Daniel annonce qu’il va retarder son retour de quelques jours, lorsqu’un choc soudain lui arrache presque le bâton des mains… Mais le lendemain, c’est à regret que nos deux amis quittent cette charmante ville et cette ambiance de pêche unique en la région de Dakhla. Pour une somme raisonnable, ils ont passé un week-end intensif et inoubliable.

Le riche potentiel halieutique de la province d’Oued Eddahab, la qualité de la structure d’accueil et la gentillesse de ses habitants font de Dakhla une destination idéale et peu coûteuse pour la pêche sportive. L’eau pleine de sels minéraux et les vents dominants du nord-est provoquent le phénomène d’upwelling, celui-ci remonte à la surface des eaux profondes et froides du courant canarien voisin, favorisant la croissance du plancton, premier maillon de la chaîne alimentaire.

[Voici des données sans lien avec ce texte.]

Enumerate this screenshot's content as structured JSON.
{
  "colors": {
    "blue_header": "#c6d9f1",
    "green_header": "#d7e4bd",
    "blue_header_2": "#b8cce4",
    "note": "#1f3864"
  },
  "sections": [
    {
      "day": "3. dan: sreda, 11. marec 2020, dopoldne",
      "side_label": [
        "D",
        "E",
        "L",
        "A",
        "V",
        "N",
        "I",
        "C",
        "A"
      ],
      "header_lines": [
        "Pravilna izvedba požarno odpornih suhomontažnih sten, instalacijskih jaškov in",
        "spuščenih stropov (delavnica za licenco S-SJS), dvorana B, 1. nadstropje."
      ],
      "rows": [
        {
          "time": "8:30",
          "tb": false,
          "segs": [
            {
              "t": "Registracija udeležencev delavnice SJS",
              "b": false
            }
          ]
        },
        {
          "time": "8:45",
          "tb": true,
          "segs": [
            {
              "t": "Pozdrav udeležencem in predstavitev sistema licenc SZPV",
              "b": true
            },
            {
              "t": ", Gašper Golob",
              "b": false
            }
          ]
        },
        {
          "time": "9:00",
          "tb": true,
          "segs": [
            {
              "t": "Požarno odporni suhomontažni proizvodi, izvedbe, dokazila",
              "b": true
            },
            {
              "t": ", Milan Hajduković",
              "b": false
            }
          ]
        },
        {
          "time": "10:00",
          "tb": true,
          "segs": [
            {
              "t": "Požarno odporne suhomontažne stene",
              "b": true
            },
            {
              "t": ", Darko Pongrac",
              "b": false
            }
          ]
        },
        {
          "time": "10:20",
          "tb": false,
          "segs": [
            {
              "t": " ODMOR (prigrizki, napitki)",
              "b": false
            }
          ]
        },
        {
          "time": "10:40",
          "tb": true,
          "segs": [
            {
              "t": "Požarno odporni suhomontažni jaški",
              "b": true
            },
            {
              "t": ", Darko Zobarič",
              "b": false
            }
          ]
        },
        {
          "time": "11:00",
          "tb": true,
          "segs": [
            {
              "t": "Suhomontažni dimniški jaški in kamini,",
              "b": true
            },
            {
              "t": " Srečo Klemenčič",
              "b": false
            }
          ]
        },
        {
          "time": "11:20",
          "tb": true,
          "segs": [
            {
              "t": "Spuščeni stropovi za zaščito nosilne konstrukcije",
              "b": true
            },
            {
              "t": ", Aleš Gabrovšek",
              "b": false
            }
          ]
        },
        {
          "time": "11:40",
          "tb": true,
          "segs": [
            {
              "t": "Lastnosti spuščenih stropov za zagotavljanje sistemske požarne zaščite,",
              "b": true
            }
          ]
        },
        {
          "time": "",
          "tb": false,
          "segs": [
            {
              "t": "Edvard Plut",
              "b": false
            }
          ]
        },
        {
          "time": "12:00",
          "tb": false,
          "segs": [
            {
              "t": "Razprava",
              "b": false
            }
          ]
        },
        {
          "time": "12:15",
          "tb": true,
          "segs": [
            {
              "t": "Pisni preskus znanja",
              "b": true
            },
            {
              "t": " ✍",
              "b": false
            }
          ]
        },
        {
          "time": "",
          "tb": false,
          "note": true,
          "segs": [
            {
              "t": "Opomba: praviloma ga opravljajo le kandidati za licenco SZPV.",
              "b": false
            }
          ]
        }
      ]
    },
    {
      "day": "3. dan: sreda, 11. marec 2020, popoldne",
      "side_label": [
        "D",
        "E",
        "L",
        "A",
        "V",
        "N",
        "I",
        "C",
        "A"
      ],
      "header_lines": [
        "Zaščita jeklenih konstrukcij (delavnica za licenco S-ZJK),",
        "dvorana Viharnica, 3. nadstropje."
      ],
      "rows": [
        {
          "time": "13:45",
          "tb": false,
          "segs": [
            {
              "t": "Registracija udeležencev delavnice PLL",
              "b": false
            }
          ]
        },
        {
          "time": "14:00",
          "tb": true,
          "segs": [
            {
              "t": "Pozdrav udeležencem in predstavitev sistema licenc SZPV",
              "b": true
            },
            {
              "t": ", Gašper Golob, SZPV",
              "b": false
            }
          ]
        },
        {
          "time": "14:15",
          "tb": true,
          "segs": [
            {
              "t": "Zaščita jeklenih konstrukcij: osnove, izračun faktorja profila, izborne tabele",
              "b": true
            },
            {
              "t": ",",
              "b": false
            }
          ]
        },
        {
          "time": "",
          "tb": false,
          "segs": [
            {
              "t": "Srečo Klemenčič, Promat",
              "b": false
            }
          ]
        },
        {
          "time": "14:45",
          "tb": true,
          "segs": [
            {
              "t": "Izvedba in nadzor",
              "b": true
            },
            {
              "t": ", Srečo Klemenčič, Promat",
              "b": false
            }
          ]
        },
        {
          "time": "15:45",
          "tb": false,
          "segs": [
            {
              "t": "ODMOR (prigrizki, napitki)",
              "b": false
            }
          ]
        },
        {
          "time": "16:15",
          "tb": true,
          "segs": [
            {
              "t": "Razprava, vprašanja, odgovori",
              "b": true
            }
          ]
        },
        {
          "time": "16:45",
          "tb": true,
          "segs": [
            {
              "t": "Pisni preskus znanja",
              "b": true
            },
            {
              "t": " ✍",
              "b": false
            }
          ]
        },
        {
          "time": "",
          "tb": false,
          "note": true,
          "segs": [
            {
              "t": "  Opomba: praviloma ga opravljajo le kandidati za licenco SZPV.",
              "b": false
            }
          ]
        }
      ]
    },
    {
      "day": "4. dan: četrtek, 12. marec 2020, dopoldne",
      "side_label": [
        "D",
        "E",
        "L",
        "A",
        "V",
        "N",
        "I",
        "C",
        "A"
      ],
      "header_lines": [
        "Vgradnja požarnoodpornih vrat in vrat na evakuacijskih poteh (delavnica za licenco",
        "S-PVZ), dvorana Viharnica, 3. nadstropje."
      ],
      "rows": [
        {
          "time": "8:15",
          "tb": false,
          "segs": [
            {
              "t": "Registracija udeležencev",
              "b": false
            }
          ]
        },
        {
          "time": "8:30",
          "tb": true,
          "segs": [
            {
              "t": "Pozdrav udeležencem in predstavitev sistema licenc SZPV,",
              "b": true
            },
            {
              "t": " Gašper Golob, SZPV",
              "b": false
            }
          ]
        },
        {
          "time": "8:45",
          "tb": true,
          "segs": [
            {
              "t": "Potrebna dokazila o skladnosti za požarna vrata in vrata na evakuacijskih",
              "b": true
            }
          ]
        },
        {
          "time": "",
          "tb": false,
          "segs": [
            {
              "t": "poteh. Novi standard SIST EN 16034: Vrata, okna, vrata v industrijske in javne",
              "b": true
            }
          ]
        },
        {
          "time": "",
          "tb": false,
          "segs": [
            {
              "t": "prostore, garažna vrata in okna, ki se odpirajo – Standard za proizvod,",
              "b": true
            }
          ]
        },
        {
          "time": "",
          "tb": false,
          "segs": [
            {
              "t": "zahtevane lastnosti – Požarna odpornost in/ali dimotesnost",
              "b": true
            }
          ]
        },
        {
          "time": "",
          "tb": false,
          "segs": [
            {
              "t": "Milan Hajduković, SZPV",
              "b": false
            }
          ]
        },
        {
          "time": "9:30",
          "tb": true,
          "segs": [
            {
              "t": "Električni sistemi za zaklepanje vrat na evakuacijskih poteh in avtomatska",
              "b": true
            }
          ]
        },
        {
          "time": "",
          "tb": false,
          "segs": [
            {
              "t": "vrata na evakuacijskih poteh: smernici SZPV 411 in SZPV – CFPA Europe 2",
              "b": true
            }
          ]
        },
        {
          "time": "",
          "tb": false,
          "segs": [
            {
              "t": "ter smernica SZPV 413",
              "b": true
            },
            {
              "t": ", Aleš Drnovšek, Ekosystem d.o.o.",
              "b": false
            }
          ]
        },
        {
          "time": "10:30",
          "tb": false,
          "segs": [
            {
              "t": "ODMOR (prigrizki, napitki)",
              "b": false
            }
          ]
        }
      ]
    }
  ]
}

Oued Eddahab, (Rio de Oro), une petite mer intérieure de près de 40 km de long

Comment aller à Dakhla ?

20 km, constitue une frayère abritée des vagues de l’océan Atlantique pour plusieurs espèces, (notamment broyeurs, lichens, ombrines, petits requins, bars francs et tachetés, raies diverses, dorades, dorades et autres grands sparidés). Les orques viennent même se faire admirer à quelques dizaines de mètres du rivage.

Trouver des guides de pêche à Dakhla

Autour de Dakhla, on trouve des plages escarpées, de petites criques protégées par des enrochements et des falaises qui se jettent sur de vastes fonds marins. Sur toute cette portion de côte, les passionnés peuvent installer leur bivouac directement sur les lieux de pêche. Les amateurs de confort trouveront à Dakhla de charmants petits hôtels pour passer une partie de pêche très agréable.

Matériel nécessaire

Les compagnies Royal Air Maroc, Transavia et Air Arabia desservent régulièrement l’aéroport de Dakhla.

Certains bons guides sont capables de proposer de bonnes prestations à des prix très attractifs. Cela comprend généralement le transport sur place, l’hébergement en ville ou en bivouacs sur les lieux de pêche, la nourriture et les boissons, les appâts et éventuellement le prêt de matériel. Des conditions rustiques bien sûr, mais nous sommes là dans les meilleurs endroits et dans les meilleures conditions de pêche.

À Dakhla, la plupart des dépanneurs sont assez bien approvisionnés en articles de pêche de base et il y a quelques magasins d’articles de pêche. Inutile également de vous surcharger avec du matériel trop souvent inadapté aux conditions locales. Un équipement le plus léger possible permet une plus grande mobilité sur les lieux de pêche et demande moins d’effort lorsqu’il faut crapahuter dans le sable ou escalader les rochers, le sac alourdi par plusieurs kilos de poissons.

Condition physique

En revanche, un matériel solide et fiable est indispensable pour supporter les nombreux transports et éviter toute surprise : des cannes suffisamment solides (100-250 gr minimum), des moulinets impeccables, avec des bobines de rechange. Évitez d’utiliser des fils trop épais : l’utilisation de fil fin ou de tresse décuple le plaisir du toucher et du combat, et permet d’allonger la distance des lancers. Prévoir des émerillons solides pour ralentir la torsion de la ligne et renforcer les conducteurs qui seront courts (40 à 60 cm) et en fluorocarbone de 40/100 à 60/100.